La présence d’engrais, pesticides semble influencer le développement de ces algues en stimulant leur croissance.

D’autres nutriments apportés par la « brume des sables » (riche en minéraux, fer et phosphate) provenant du Sahara et transportés par les Alizées nourrissent les algues et constituent un substrat favorable au développement des algues. Les facteurs climatologiques rentrent aussi en compte puisque le réchauffement des eaux semble favorable au développement des algues.

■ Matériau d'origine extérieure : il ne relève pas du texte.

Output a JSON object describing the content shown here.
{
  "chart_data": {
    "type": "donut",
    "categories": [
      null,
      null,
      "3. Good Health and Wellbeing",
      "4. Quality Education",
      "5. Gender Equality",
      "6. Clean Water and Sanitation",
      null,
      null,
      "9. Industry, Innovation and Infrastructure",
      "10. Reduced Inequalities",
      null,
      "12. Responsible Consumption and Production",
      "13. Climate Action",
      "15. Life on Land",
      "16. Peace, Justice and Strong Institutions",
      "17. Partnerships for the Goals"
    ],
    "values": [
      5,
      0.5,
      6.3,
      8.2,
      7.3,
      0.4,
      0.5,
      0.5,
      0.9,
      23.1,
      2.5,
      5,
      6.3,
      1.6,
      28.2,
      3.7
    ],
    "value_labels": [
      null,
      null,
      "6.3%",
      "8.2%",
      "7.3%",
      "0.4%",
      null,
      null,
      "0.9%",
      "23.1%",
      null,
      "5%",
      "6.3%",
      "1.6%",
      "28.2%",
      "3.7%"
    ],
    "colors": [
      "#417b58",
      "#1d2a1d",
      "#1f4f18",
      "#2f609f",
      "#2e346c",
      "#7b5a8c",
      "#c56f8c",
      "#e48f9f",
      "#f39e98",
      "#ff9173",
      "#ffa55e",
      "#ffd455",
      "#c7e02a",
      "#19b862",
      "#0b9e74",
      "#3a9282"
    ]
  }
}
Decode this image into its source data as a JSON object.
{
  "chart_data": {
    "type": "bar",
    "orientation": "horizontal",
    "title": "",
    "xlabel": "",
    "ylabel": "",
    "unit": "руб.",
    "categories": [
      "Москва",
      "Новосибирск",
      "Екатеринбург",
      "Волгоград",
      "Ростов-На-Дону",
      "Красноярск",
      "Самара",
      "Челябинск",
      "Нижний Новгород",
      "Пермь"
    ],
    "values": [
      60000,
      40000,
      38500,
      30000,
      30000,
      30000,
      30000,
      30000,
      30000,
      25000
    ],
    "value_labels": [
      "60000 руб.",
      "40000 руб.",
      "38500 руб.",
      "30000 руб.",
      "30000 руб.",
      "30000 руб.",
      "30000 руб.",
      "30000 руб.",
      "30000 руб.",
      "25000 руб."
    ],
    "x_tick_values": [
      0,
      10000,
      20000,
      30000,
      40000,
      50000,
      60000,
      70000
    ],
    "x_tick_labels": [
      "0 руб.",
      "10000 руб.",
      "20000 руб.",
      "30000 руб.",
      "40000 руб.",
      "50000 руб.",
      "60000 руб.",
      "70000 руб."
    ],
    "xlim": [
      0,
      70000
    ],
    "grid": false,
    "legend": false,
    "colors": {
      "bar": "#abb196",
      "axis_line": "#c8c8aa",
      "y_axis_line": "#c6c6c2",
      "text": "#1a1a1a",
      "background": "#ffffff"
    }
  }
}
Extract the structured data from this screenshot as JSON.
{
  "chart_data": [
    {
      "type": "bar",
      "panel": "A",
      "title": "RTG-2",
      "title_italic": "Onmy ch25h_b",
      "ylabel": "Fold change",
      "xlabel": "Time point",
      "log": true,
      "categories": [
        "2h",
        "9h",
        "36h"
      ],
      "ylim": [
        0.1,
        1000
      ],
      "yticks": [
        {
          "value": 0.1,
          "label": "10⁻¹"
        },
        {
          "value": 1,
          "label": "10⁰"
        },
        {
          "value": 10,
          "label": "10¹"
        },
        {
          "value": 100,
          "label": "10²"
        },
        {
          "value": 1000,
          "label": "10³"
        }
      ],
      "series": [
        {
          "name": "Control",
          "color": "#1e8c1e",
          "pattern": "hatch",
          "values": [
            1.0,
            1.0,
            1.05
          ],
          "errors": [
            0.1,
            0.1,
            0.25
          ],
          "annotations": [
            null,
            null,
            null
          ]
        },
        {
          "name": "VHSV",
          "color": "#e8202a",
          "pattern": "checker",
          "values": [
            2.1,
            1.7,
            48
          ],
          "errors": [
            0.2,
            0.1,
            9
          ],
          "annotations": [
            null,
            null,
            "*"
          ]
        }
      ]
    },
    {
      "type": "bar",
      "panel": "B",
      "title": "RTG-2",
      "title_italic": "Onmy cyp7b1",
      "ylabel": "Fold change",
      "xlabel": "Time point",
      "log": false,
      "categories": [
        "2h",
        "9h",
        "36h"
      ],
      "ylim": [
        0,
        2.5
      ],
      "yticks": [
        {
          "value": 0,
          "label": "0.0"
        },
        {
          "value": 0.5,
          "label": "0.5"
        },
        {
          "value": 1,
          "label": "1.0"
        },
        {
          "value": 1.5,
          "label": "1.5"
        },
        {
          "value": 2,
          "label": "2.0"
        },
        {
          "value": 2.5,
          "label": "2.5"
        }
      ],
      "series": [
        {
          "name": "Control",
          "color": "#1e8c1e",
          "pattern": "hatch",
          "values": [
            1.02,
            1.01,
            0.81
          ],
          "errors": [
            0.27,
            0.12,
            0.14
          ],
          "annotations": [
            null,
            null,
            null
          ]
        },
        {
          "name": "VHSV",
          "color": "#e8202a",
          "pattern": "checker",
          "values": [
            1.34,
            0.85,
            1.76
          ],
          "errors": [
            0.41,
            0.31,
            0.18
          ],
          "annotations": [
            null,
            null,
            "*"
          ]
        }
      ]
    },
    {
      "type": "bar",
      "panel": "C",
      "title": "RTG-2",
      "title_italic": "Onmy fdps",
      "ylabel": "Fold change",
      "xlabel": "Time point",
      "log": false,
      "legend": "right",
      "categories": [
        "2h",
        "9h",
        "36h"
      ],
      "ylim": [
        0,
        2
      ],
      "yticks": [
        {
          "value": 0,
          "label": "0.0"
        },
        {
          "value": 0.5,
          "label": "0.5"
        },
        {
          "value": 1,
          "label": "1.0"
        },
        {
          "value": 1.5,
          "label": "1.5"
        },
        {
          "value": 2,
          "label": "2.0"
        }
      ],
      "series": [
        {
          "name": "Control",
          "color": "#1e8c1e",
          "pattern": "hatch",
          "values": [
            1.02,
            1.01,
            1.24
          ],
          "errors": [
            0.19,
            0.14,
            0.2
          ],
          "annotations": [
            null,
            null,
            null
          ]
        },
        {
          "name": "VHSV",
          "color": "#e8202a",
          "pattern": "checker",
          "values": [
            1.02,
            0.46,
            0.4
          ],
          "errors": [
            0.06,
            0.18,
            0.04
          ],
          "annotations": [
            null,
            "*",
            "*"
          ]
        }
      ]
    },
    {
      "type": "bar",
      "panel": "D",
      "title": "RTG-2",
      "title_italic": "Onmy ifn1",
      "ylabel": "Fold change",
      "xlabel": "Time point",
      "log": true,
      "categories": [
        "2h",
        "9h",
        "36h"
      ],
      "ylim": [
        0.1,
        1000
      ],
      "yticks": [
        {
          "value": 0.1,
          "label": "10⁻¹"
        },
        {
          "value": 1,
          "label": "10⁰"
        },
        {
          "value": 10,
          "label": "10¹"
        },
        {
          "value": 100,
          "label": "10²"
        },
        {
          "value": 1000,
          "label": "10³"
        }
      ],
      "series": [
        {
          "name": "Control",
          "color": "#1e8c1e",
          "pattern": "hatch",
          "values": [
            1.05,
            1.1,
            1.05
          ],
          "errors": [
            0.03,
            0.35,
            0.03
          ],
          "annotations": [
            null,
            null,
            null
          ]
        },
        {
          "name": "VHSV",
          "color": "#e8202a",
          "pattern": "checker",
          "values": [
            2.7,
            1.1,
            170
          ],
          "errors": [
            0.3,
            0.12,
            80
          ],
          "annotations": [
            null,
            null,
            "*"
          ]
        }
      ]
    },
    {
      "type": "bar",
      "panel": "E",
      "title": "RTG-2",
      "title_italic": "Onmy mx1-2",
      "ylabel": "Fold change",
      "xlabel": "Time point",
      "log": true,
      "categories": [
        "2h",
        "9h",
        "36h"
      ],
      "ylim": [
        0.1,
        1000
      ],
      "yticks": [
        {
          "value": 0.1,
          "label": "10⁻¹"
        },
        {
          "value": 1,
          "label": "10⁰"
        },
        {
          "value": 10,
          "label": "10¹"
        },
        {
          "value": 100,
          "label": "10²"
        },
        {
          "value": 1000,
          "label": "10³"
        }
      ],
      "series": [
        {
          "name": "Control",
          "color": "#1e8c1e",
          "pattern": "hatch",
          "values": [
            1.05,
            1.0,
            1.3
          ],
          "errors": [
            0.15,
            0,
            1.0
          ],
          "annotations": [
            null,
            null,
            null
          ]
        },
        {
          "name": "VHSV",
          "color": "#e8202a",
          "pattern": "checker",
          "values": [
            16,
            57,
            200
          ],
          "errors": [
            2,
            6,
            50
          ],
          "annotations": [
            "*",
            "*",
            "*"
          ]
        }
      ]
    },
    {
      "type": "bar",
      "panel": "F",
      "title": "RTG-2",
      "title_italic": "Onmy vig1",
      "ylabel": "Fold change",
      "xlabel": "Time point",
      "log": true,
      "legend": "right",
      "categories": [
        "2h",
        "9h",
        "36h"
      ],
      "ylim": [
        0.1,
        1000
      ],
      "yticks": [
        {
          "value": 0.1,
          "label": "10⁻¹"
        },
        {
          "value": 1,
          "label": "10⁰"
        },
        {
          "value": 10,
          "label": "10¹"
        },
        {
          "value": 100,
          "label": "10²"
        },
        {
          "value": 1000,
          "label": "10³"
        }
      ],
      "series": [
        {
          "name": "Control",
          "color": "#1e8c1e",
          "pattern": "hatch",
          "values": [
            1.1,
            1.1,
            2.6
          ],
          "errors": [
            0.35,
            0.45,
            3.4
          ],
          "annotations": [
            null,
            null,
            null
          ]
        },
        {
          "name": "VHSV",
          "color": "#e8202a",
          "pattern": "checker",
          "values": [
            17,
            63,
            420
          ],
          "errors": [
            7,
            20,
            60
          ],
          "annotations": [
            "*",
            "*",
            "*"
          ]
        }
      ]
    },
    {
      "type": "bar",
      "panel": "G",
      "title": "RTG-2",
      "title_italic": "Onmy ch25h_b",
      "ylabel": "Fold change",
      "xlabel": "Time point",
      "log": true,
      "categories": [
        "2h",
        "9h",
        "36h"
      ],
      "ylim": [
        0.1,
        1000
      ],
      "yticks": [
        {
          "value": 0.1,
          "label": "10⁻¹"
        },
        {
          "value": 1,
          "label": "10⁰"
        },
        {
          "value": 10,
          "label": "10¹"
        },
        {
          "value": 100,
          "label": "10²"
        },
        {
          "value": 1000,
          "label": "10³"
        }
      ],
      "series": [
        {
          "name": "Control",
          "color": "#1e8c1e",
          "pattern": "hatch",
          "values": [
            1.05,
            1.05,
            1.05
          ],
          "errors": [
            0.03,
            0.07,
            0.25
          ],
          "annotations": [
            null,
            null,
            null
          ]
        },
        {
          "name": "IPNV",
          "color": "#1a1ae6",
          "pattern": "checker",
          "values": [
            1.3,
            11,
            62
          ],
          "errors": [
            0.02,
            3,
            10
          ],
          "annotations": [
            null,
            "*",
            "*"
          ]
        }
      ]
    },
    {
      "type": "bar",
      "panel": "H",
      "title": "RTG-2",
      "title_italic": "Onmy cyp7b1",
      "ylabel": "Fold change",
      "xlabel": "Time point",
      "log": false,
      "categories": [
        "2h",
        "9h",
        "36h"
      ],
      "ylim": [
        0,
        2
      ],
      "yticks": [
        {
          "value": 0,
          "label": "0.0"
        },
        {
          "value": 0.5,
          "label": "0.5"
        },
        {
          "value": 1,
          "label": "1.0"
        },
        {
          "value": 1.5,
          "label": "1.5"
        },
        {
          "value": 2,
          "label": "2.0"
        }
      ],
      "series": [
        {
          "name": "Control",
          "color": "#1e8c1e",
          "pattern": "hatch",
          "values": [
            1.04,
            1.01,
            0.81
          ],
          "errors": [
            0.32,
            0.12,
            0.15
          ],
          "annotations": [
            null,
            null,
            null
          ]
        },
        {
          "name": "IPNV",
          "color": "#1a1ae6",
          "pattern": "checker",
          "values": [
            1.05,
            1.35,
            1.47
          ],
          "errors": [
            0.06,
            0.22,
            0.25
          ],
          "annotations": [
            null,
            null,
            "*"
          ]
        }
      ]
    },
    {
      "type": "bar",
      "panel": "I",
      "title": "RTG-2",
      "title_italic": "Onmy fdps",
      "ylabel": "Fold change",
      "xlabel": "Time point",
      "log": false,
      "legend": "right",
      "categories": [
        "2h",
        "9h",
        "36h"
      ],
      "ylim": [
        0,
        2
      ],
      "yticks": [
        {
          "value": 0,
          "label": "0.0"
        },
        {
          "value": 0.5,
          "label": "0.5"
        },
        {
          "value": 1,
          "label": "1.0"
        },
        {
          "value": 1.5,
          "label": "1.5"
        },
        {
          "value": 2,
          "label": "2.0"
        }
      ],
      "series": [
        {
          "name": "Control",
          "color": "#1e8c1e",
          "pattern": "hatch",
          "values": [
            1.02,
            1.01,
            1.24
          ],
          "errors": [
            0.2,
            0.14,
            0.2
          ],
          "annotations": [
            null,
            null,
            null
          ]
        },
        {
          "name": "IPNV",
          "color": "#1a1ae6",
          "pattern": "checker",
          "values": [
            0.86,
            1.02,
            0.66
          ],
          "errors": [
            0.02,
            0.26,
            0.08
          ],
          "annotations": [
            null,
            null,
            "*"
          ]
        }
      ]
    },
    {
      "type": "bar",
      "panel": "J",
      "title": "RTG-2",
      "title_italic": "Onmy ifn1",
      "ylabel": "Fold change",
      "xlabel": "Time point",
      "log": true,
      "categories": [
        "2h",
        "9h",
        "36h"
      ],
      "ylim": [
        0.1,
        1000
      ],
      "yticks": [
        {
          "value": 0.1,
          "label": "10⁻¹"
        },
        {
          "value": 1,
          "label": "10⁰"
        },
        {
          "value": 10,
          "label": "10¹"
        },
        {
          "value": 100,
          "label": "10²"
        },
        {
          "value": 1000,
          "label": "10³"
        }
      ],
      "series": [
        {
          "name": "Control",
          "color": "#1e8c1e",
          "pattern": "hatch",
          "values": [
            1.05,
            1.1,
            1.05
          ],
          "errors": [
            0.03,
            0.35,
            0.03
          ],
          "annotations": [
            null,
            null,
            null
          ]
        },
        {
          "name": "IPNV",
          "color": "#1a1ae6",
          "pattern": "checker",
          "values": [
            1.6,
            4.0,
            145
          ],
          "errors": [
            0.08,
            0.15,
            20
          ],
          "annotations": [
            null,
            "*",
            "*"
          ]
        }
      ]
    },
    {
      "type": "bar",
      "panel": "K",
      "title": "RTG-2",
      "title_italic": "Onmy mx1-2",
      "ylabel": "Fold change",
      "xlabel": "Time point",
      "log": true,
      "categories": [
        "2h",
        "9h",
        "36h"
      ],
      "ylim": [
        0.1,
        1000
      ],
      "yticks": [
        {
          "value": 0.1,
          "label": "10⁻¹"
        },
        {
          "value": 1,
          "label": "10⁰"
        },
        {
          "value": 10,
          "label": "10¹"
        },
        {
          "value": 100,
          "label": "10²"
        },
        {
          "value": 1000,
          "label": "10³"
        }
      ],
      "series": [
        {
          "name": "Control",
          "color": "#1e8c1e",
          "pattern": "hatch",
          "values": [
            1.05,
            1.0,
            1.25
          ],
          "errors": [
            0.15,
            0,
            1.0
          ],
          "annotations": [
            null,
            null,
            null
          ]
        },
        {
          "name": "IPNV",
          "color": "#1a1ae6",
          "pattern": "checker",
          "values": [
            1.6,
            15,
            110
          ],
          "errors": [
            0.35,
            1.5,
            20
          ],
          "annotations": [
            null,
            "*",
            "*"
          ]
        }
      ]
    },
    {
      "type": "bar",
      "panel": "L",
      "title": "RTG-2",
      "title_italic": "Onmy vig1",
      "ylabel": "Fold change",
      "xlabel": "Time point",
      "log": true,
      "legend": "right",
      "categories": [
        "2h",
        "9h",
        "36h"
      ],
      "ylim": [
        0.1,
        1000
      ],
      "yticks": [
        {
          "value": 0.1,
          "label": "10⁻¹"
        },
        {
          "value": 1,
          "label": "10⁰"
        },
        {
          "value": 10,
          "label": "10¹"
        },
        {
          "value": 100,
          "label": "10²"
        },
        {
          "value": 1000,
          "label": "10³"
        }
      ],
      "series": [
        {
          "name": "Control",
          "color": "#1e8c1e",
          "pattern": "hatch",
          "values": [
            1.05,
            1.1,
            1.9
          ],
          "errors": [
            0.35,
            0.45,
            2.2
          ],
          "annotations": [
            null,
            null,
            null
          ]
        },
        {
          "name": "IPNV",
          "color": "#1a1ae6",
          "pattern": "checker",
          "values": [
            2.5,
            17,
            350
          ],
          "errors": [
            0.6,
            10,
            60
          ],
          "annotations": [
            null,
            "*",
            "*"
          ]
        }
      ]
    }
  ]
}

Source : Thèse : Enquête en ligne sur l’impact des échouements de sargasses sur la santé en population antillaise, par Jérémie Dauvergne et Anna Berger (2019)

Un GIP Sargasses par collectivité

Lors du comité de pilotage extraordinaire sur le plan national de lutte contre les sargasses, présidé par Jean-François Carenco, ministre délégué aux Outre-mer, le 1er août 2022, il a été décidé de mettre en place dès l’automne 2022, un opérateur unique de gestion par territoire pour concentrer les moyens de réponse au phénomène des sargasses et permettre plus de souplesse dans l’allocation des ressources publiques. La création donc d’un « Service public anti-sargasses » a été acté.

Les deux collectivités régionales — Région Guadeloupe et Collectivité territoriale de Martinique — ont opté pour la formule d’un Groupement d’Intérêt Public (GIP), chacun dans le champ géographique de leur territoire et qui s’appuiera, pour sa partie opérationnelle, sur une structure de coopération syndicale ou sur les groupements des collectivités impactées.

Les GIP sont constitués entre l’Etat et les collectivités territoriales de Guadeloupe et de Martinique, auxquels s’adjoignent des partenaires privés comme une CCI ou des établissements publics comme l’Université des Antilles.

Les actions mises en œuvre par les GIP seront soutenues par les crédits du Plan national de lutte contre les sargasses 2022-2025.  Une enveloppe mutualisée est prévue par la loi de finances pour 2023 à hauteur de 5 millions d’€ annuels sur la période, qui financeront les actions décidées par les membres des deux GIP.

Ces financements seront complétés par les fonds européens d’intervention dont les collectivités territoriales sont « autorités de gestion », par les crédits de l’ADEME pour la recherche et la valorisation et toutes autres contreparties à venir.

En Guadeloupe, le GIP baptisé « SARGIP » sera constitué de l’Etat, de la région, du département et de la CCI de la Guadeloupe. Par ailleurs, ils s’orientent vers la création d’un syndicat mixte ouvert qui regroupera les collectivités impactées par le phénomène qui en sera son bras opérationnel.

En Martinique, le GIP Baptisé « Service Public Anti-Sargasses de Martinique » sera constitué de l’Etat, de la collectivité territoriale de Martinique et des trois EPCI dont les communes-membres sont impactées par le phénomène.